I’m just addicted to the Merlin app’s new Sound ID feature. Whenever I’m outside, walking my daily 10,000 steps or sitting on the porch with a cup of coffee, I hit the green button to see who’s out there singing.
I’ve struggled for years just to learn the repertoires of all the sparrows and warblers. Most of them still elude me. Speaking of 10,000 steps, translated to hours, that’s about what it would take for to me to learn all of the 456 species that Merlin recognizes in a snap.
Last week Anders and I did a Zoom workshop on the Sound ID feature in the Merlin app for a group of seniors in Washington, D.C. The Cornell Lab of Ornithology added sound recognition to its free Merlin ID app a few months ago, promising real-time suggestions for the songs and calls of 456 bird species in North America. Most of our workshop attendees were new to the app and eager to learn the finer points of how to get the most out of this powerful tool.
Right off the bat I should tell you that while Sound ID is truly amazing, it isn’t perfect. Based on our own experiences with the app while traveling across the country this summer — plus questions from the workshop – we’re using this post to add some pointers to my “Beverly’s Basics” page here on Flying Lessons.
Before we get started, if you aren’t familiar with Sound ID, please click here for our recent post that covers how to install the app on your phone or iPad, and here for the Cornell lab’s basic tutorial.
For those of us who don’t love learning a new technology, here’s a bit of incentive: According to a recent study by the National Park Service and several universities, birdsong reduces your stress more than any other sound in nature. (Click here for the study.) Listening to birds can be even more enjoyable if you know which birds are singing. Sound ID is especially useful in a dense forest and other landscapes where it’s way easier to hear birds than to see them.
Merlin also feels like a personal tutor when you’re starting out trying to learn birdsongs, and it’s a fun and effective way to make progress no matter where you are in learning to recognize songs.

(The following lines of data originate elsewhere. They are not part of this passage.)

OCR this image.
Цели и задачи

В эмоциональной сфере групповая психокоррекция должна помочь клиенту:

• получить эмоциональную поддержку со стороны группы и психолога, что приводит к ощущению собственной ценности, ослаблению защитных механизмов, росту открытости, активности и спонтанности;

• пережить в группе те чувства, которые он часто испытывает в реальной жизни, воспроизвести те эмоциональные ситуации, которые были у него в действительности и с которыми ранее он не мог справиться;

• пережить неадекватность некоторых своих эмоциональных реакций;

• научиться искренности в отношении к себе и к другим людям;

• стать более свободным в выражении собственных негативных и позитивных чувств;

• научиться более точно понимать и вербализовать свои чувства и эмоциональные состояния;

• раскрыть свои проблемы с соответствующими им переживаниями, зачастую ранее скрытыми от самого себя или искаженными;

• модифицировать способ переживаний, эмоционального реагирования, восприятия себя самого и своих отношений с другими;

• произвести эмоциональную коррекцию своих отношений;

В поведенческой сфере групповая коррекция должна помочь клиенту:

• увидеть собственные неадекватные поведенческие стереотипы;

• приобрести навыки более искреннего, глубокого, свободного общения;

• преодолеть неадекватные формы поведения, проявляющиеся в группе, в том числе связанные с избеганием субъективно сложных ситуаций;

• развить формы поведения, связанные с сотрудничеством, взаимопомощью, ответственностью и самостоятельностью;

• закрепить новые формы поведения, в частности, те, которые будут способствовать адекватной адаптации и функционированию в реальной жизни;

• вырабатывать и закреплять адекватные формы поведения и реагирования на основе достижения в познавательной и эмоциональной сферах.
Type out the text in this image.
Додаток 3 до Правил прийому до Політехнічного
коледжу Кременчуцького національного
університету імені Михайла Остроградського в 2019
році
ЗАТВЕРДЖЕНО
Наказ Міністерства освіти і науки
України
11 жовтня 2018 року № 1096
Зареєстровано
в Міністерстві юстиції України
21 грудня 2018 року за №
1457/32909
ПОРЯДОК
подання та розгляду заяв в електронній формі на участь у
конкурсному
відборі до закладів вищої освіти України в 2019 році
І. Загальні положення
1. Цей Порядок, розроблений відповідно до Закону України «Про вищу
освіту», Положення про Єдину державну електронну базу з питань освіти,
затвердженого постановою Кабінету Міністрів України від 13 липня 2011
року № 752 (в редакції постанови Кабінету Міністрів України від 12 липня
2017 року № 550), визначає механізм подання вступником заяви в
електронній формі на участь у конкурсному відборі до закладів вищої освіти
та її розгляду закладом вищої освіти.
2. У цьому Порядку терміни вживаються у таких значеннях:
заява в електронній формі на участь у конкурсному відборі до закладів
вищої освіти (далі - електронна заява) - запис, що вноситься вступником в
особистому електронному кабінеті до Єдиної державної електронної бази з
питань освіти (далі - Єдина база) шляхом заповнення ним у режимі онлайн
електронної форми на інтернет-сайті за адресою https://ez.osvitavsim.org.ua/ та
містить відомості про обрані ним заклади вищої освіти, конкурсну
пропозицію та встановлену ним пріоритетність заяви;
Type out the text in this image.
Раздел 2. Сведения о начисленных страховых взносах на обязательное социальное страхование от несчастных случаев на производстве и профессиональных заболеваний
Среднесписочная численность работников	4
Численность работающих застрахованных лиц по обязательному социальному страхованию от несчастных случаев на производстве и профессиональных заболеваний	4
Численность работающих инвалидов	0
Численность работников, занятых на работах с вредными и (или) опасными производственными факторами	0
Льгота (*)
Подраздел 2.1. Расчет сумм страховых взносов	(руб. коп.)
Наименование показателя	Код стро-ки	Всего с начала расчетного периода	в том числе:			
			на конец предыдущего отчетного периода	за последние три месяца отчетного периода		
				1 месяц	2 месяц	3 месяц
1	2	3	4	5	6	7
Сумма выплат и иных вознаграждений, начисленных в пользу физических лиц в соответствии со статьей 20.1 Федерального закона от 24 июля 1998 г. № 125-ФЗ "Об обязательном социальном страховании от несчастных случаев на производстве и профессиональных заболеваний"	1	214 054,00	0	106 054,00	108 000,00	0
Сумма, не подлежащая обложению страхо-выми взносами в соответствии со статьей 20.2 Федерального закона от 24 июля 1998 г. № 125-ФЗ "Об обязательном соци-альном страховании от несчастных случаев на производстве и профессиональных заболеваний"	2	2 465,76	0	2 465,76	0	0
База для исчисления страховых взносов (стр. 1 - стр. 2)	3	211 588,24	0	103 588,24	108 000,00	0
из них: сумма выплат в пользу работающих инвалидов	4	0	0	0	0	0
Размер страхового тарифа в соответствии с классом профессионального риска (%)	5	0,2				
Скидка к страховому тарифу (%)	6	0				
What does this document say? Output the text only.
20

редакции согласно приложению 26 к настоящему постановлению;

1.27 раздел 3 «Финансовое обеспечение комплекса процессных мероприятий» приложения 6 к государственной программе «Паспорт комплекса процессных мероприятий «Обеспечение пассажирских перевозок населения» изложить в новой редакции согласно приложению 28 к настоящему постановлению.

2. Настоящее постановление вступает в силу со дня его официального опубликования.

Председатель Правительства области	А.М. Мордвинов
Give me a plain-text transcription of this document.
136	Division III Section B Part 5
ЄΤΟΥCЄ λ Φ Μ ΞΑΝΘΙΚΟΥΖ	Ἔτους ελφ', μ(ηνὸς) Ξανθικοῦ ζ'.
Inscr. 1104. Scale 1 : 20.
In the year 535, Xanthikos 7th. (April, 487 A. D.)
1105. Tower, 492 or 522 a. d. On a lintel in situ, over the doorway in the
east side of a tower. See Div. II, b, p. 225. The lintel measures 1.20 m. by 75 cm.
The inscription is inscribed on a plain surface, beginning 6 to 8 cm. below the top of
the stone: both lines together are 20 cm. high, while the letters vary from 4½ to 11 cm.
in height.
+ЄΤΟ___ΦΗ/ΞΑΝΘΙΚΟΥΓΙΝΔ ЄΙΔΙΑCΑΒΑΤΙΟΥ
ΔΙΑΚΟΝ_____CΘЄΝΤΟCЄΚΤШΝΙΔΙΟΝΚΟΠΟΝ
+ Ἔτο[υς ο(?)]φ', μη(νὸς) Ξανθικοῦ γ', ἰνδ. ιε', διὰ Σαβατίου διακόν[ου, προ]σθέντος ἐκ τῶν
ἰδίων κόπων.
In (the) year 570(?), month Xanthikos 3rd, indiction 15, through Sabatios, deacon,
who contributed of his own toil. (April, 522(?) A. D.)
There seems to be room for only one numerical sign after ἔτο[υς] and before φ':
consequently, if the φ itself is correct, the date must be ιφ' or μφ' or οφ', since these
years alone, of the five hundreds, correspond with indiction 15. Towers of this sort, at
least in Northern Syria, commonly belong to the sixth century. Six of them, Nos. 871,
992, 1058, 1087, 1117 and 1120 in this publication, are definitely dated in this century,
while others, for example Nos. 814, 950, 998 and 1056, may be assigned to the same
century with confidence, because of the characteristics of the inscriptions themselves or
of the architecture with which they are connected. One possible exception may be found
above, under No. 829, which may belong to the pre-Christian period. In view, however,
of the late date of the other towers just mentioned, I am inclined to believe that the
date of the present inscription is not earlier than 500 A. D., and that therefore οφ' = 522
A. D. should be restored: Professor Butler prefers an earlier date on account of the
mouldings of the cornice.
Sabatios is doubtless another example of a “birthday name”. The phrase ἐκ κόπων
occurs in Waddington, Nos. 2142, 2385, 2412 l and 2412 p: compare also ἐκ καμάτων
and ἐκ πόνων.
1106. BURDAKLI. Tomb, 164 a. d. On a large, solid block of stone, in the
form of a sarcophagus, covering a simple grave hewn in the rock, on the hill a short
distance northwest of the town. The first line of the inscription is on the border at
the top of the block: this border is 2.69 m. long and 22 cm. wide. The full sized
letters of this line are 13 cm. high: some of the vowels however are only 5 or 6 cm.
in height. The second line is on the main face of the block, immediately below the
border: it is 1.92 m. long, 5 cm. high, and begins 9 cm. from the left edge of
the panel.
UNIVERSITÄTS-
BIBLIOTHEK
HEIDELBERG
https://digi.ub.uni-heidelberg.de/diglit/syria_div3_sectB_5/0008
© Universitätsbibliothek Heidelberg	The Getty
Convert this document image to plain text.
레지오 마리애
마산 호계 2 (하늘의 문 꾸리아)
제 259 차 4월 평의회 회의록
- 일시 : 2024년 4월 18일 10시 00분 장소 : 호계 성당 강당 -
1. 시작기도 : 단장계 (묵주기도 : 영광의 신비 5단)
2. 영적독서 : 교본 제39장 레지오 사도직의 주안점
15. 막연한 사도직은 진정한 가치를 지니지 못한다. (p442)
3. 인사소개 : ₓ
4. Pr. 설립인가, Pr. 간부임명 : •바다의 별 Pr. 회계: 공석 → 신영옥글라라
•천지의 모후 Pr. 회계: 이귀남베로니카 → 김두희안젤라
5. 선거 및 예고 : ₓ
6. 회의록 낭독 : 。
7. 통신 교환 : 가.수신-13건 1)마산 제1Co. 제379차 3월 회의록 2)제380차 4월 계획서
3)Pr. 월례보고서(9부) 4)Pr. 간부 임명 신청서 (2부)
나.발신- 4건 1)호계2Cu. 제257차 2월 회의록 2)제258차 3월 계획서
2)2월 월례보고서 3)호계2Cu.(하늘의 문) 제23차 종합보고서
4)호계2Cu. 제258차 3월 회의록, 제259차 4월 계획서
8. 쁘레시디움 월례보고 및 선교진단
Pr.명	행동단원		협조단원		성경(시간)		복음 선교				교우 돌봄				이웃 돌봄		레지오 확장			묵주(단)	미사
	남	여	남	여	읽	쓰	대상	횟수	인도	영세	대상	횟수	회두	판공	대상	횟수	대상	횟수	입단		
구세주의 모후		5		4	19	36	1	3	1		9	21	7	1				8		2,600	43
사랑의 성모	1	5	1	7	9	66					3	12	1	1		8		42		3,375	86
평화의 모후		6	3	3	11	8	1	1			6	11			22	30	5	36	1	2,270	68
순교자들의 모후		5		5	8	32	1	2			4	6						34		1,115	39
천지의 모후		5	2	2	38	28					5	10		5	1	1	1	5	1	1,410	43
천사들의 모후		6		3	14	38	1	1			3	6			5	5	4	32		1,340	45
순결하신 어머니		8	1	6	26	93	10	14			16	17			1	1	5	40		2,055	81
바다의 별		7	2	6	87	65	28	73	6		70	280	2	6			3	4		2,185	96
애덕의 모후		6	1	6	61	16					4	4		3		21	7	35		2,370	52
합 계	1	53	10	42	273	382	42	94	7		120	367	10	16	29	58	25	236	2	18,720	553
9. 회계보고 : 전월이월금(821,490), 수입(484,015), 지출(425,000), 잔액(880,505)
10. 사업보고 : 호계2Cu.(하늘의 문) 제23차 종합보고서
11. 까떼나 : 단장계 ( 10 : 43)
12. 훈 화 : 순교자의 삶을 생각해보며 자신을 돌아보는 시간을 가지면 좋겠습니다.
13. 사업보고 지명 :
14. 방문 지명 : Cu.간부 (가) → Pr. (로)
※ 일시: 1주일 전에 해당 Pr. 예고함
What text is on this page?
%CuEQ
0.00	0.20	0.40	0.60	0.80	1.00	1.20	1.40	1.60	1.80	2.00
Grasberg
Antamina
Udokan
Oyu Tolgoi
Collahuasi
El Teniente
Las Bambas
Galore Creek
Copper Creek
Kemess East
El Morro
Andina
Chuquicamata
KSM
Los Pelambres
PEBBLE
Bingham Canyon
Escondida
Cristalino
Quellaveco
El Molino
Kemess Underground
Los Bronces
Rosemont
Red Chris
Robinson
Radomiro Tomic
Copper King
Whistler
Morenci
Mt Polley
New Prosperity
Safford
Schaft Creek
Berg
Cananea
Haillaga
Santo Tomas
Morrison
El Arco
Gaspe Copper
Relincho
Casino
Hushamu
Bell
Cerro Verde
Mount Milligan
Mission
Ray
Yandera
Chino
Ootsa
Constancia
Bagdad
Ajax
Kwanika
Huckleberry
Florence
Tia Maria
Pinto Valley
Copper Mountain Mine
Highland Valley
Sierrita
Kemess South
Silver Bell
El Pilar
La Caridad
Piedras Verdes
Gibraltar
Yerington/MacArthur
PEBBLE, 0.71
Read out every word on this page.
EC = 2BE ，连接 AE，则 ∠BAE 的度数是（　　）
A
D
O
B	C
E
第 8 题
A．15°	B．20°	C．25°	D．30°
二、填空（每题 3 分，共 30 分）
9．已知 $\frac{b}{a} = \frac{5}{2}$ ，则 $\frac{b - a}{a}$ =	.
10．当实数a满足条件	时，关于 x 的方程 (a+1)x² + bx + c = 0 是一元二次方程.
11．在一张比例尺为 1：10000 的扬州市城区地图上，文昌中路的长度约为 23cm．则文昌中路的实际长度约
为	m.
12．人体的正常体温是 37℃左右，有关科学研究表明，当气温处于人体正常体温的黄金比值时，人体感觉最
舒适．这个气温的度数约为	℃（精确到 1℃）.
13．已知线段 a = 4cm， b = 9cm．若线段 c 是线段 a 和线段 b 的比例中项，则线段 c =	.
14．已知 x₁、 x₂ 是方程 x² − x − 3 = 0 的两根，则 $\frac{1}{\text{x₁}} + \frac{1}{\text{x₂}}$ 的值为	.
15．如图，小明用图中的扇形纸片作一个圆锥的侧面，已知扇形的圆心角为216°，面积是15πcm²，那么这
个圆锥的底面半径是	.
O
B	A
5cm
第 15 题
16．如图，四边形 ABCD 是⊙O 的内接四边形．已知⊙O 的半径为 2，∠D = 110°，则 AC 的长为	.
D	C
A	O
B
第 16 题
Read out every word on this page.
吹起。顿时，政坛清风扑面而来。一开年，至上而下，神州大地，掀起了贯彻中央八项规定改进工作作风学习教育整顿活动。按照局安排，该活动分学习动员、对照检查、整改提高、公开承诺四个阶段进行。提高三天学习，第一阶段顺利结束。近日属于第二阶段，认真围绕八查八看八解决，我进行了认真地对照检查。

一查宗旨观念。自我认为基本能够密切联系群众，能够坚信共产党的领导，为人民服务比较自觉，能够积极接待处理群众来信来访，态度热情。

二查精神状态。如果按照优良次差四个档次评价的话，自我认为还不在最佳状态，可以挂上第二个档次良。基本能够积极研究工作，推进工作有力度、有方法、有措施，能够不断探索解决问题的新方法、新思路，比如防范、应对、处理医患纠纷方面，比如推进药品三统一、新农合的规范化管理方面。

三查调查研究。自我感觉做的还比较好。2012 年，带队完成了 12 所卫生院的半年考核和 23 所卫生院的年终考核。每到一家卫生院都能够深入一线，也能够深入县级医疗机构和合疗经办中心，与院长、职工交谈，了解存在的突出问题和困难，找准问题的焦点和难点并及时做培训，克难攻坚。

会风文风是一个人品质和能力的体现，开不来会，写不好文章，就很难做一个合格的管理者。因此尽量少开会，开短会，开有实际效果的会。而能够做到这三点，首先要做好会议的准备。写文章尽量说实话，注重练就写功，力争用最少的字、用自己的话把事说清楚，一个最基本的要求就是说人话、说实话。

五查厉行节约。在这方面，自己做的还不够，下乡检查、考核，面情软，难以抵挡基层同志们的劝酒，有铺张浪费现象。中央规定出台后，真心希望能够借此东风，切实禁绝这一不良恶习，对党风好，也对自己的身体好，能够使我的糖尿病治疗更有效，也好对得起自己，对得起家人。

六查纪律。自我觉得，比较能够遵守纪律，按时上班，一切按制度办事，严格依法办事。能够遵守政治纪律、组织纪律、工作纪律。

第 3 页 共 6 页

Merlin works best when you’re fairly close to the birds – especially when the birds are making chip calls instead of singing. Unless it’s extremely noisy, Sound ID will work. It recognizes birds in the midst of most extraneous sounds, including normal conversation, barking dogs and even lawnmowers. But again, you need to be fairly close, and I hope the lab can find a way to extend the range over time. Merlin is really good at recognizing hawks and crows even when they’re pretty far away, so there’s hope!